Of course, the documentary revealed other, new dangers that lurk in the panic room, such as gas being pumped in the room in order to force evacuation. Given Jason Giambi’s legendary “HGH farts” this seems like a distinct risk. (Note: Also, they don’t call them the “Bronx Bombers” for nothing.) And other dangers persist. Can anyone stand being locked in a room with A-Rod? Stuck in a room, will Derek Jeter insist on playing seven minutes of heaven? How will Roger Clemens ever come back to save them if they are locked in what is, for all intents and purposes, a vault?

No, New York Yankees, you can panic all you want, but you cannot run from your fate.
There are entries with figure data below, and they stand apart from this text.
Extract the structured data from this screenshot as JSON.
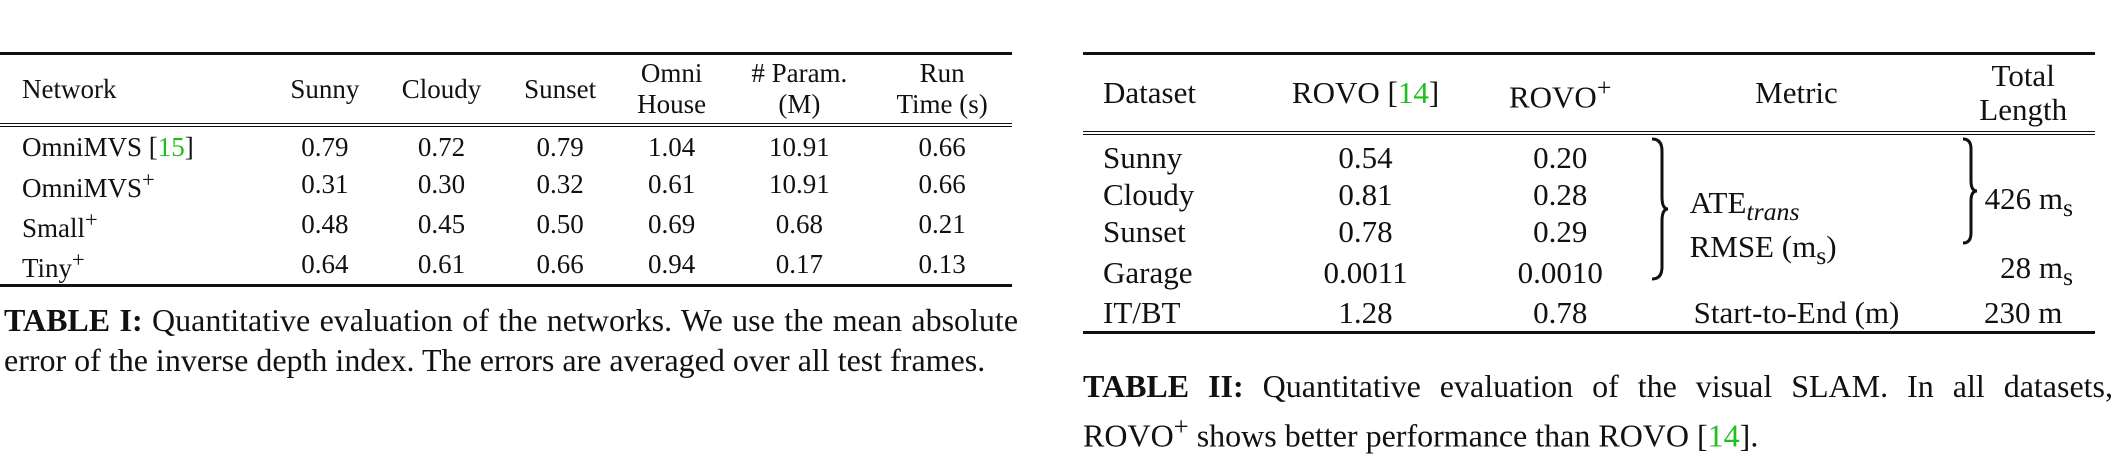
{
  "table1": {
    "headers": {
      "network": "Network",
      "sunny": "Sunny",
      "cloudy": "Cloudy",
      "sunset": "Sunset",
      "omni_house_1": "Omni",
      "omni_house_2": "House",
      "param_1": "# Param.",
      "param_2": "(M)",
      "runtime_1": "Run",
      "runtime_2": "Time (s)"
    },
    "rows": [
      {
        "network": "OmniMVS",
        "cite": "15",
        "sunny": "0.79",
        "cloudy": "0.72",
        "sunset": "0.79",
        "omni": "1.04",
        "param": "10.91",
        "runtime": "0.66"
      },
      {
        "network": "OmniMVS",
        "sup": "+",
        "sunny": "0.31",
        "cloudy": "0.30",
        "sunset": "0.32",
        "omni": "0.61",
        "param": "10.91",
        "runtime": "0.66"
      },
      {
        "network": "Small",
        "sup": "+",
        "sunny": "0.48",
        "cloudy": "0.45",
        "sunset": "0.50",
        "omni": "0.69",
        "param": "0.68",
        "runtime": "0.21"
      },
      {
        "network": "Tiny",
        "sup": "+",
        "sunny": "0.64",
        "cloudy": "0.61",
        "sunset": "0.66",
        "omni": "0.94",
        "param": "0.17",
        "runtime": "0.13"
      }
    ],
    "caption_label": "TABLE I:",
    "caption_text": "Quantitative evaluation of the networks. We use the mean absolute error of the inverse depth index. The errors are averaged over all test frames."
  },
  "table2": {
    "headers": {
      "dataset": "Dataset",
      "rovo": "ROVO",
      "rovo_cite": "14",
      "rovo_plus": "ROVO",
      "rovo_plus_sup": "+",
      "metric": "Metric",
      "total_1": "Total",
      "total_2": "Length"
    },
    "rows": [
      {
        "dataset": "Sunny",
        "rovo": "0.54",
        "rovo_plus": "0.20"
      },
      {
        "dataset": "Cloudy",
        "rovo": "0.81",
        "rovo_plus": "0.28"
      },
      {
        "dataset": "Sunset",
        "rovo": "0.78",
        "rovo_plus": "0.29"
      },
      {
        "dataset": "Garage",
        "rovo": "0.0011",
        "rovo_plus": "0.0010"
      },
      {
        "dataset": "IT/BT",
        "rovo": "1.28",
        "rovo_plus": "0.78"
      }
    ],
    "metric_ate": "ATE",
    "metric_ate_sub": "trans",
    "metric_rmse": "RMSE (m",
    "metric_rmse_sub": "s",
    "metric_rmse_close": ")",
    "length_outdoor": "426 m",
    "length_outdoor_sub": "s",
    "length_garage": "28 m",
    "length_garage_sub": "s",
    "metric_itbt": "Start-to-End (m)",
    "length_itbt": "230 m",
    "caption_label": "TABLE II:",
    "caption_text_1": "Quantitative evaluation of the visual SLAM. In all datasets, ROVO",
    "caption_sup": "+",
    "caption_text_2": "shows better performance than ROVO",
    "caption_cite": "14",
    "caption_end": "."
  }
}
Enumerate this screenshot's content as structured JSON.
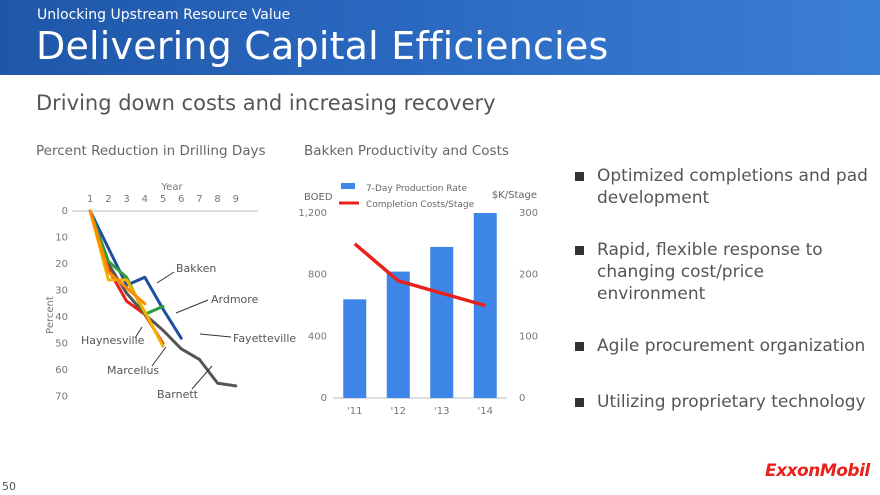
{
  "header": {
    "kicker": "Unlocking Upstream Resource Value",
    "title": "Delivering Capital Efficiencies"
  },
  "subtitle": "Driving down costs and increasing recovery",
  "bullets": [
    "Optimized completions and pad development",
    "Rapid, flexible response to changing cost/price environment",
    "Agile procurement organization",
    "Utilizing proprietary technology"
  ],
  "logo_text": "ExxonMobil",
  "page_number": "50",
  "colors": {
    "banner": "#2a68c0",
    "bar": "#3d85e6",
    "cost_line": "#e8211b",
    "bakken": "#1f4e9e",
    "fayetteville": "#e8211b",
    "haynesville": "#f0b400",
    "marcellus": "#ff8a00",
    "barnett": "#555555",
    "ardmore": "#2e9e3a"
  },
  "chart_data": [
    {
      "type": "line",
      "title": "Percent Reduction in Drilling Days",
      "xlabel": "Year",
      "ylabel": "Percent",
      "x_ticks": [
        1,
        2,
        3,
        4,
        5,
        6,
        7,
        8,
        9
      ],
      "y_ticks": [
        0,
        10,
        20,
        30,
        40,
        50,
        60,
        70
      ],
      "xlim": [
        0,
        10
      ],
      "ylim": [
        0,
        70
      ],
      "y_inverted": true,
      "series": [
        {
          "name": "Barnett",
          "color_key": "barnett",
          "x": [
            1,
            2,
            3,
            4,
            5,
            6,
            7,
            8,
            9
          ],
          "y": [
            0,
            20,
            31,
            39,
            45,
            52,
            56,
            65,
            66
          ]
        },
        {
          "name": "Bakken",
          "color_key": "bakken",
          "x": [
            1,
            2,
            3,
            4,
            5,
            6
          ],
          "y": [
            0,
            14,
            28,
            25,
            37,
            48
          ]
        },
        {
          "name": "Fayetteville",
          "color_key": "fayetteville",
          "x": [
            1,
            2,
            3,
            4,
            5
          ],
          "y": [
            0,
            22,
            34,
            39,
            50
          ]
        },
        {
          "name": "Ardmore",
          "color_key": "ardmore",
          "x": [
            1,
            2,
            3,
            4,
            5
          ],
          "y": [
            0,
            19,
            25,
            39,
            36
          ]
        },
        {
          "name": "Haynesville",
          "color_key": "haynesville",
          "x": [
            1,
            2,
            3,
            4,
            5
          ],
          "y": [
            0,
            26,
            26,
            38,
            51
          ]
        },
        {
          "name": "Marcellus",
          "color_key": "marcellus",
          "x": [
            1,
            2,
            3,
            4
          ],
          "y": [
            0,
            23,
            29,
            35
          ]
        }
      ],
      "annotations": [
        "Bakken",
        "Ardmore",
        "Fayetteville",
        "Haynesville",
        "Marcellus",
        "Barnett"
      ]
    },
    {
      "type": "bar",
      "title": "Bakken Productivity and Costs",
      "categories": [
        "'11",
        "'12",
        "'13",
        "'14"
      ],
      "series": [
        {
          "name": "7-Day Production Rate",
          "axis": "left",
          "values": [
            640,
            820,
            980,
            1200
          ]
        },
        {
          "name": "Completion Costs/Stage",
          "axis": "right",
          "type": "line",
          "values": [
            250,
            190,
            170,
            150
          ]
        }
      ],
      "ylabel_left": "BOED",
      "ylabel_right": "$K/Stage",
      "y_left_ticks": [
        "0",
        "400",
        "800",
        "1,200"
      ],
      "y_right_ticks": [
        "0",
        "100",
        "200",
        "300"
      ],
      "ylim_left": [
        0,
        1200
      ],
      "ylim_right": [
        0,
        300
      ]
    }
  ]
}
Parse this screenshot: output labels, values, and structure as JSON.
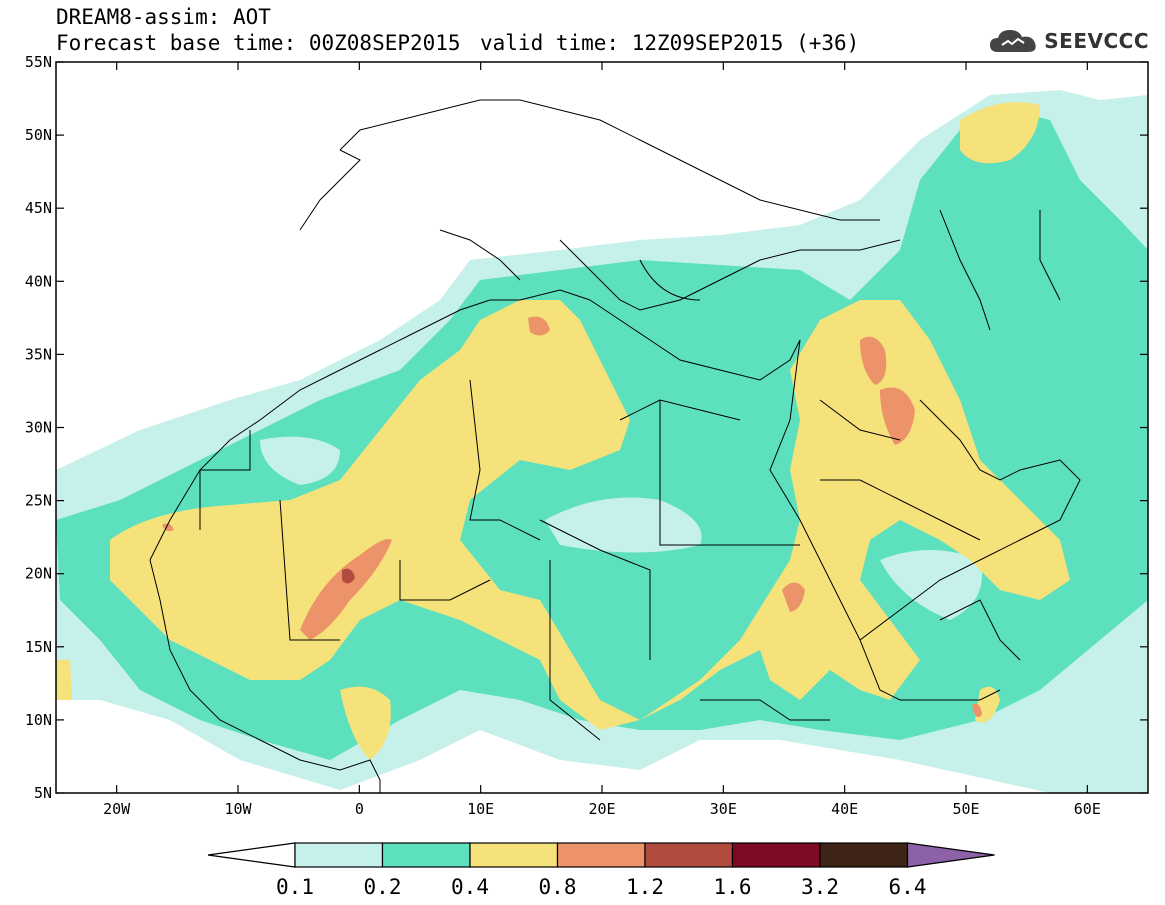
{
  "header": {
    "title": "DREAM8-assim: AOT",
    "base_time": "Forecast base time: 00Z08SEP2015",
    "valid_time": "valid time: 12Z09SEP2015 (+36)",
    "logo_text": "SEEVCCC",
    "logo_icon": "cloud-icon"
  },
  "map": {
    "lat_range": [
      5,
      55
    ],
    "lon_range": [
      -25,
      65
    ],
    "lat_ticks": [
      "5N",
      "10N",
      "15N",
      "20N",
      "25N",
      "30N",
      "35N",
      "40N",
      "45N",
      "50N",
      "55N"
    ],
    "lon_ticks": [
      "20W",
      "10W",
      "0",
      "10E",
      "20E",
      "30E",
      "40E",
      "50E",
      "60E"
    ],
    "ocean_color": "#ffffff"
  },
  "colorbar": {
    "levels": [
      "0.1",
      "0.2",
      "0.4",
      "0.8",
      "1.2",
      "1.6",
      "3.2",
      "6.4"
    ],
    "colors": [
      "#c6f0ea",
      "#5ce0be",
      "#f5e27a",
      "#ec936a",
      "#b24b3f",
      "#7e0a24",
      "#3d2416",
      "#8b62a8"
    ]
  }
}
Try all you want, but like Oedipus before you, you cannot escape your destiny, though hard as it may be to believe, after this weekend, you will feel like old Oedipus caught off easy. All he had to deal with was patricide and mother f*cking and a bunch of furies hounding him. You, on the other hand, will have to deal with an 8.5 game deficit and an angry, demented George Steinbrenner.

I’m Jose Melendez, and those are my KEYS TO THE GAME.